You might think that simply reinstalling all system fonts would correct this problem, but as I discovered, it sadly does not. The System File Checker also doesn’t fix anything. So, instead, you’re left to identify the affected font on your own and then take action.

What I did was to highlight small sections of an affected email message and copy and paste them individually into a new Word document until the error message appeared. This was much easier than attempting to step through an affected document and identify manually which font might be to blame based on differences in appearance. In my client’s case, it was the Papyrus font that was bad.

!


Keep in mind that after the error appears once, you’ll need to close Word to provoke it to appear again. So after the copy/paste of the entire message the first time, close Word, then reopen it before beginning your sectional diagnosis of the email content.

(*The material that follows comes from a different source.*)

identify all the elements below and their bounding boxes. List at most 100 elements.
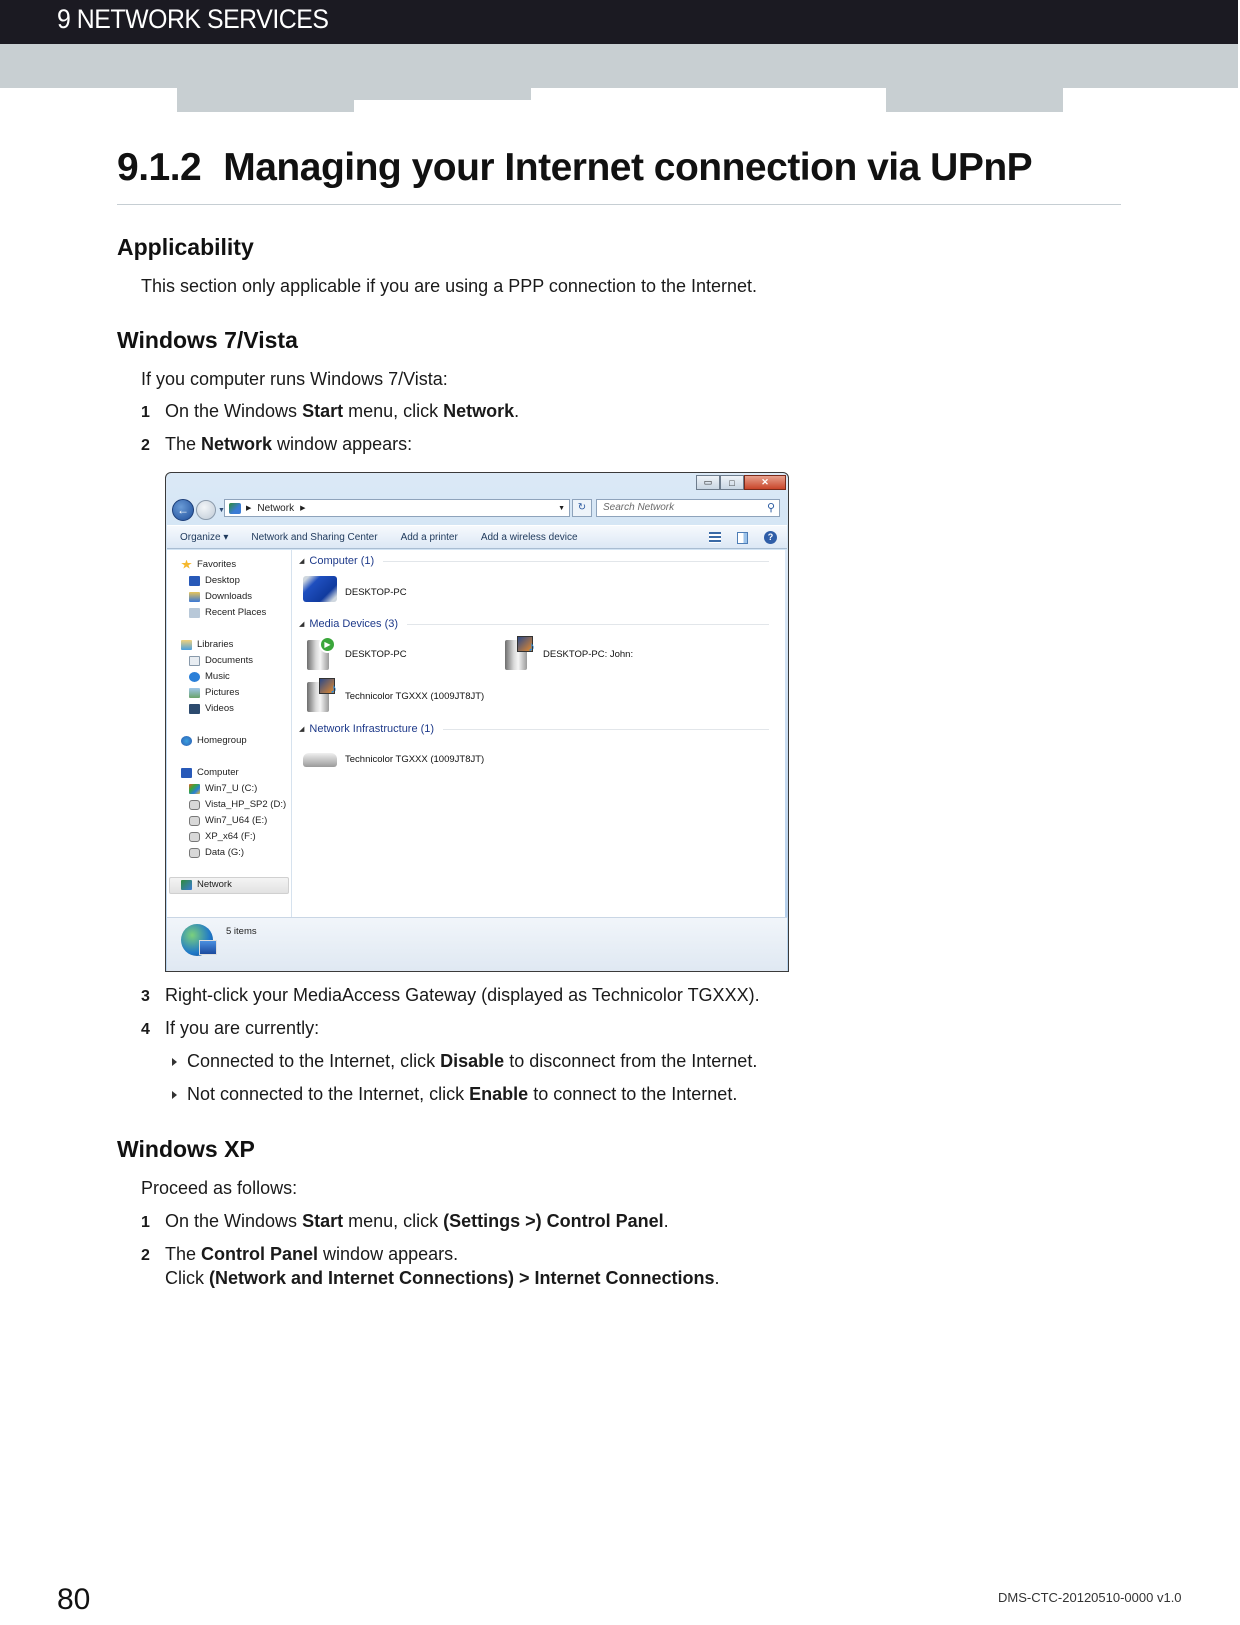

Once you identify the affected font, open a Windows Explorer window and navigate to C:\Windows\Fonts. Search for the font that’s affected, highlight it, and copy it someplace else for backup purposes just in case. Then, simply delete the font from the C:\Windows\Fonts folder. If it’s a critical system font, Windows should automatically replace the file for you. If it doesn’t, try right-clicking the copied file (located outside of the Windows Fonts folder) and choosing Install for all users. It should complain about the font being corrupted, and then install a good version for you automatically.

If all else fails and Windows can’t work this out on its own, find yourself another Windows machine and manually copy the font from there, then install it on the affected machine. Once this is all done, close and reopen Outlook—and the problem is solved!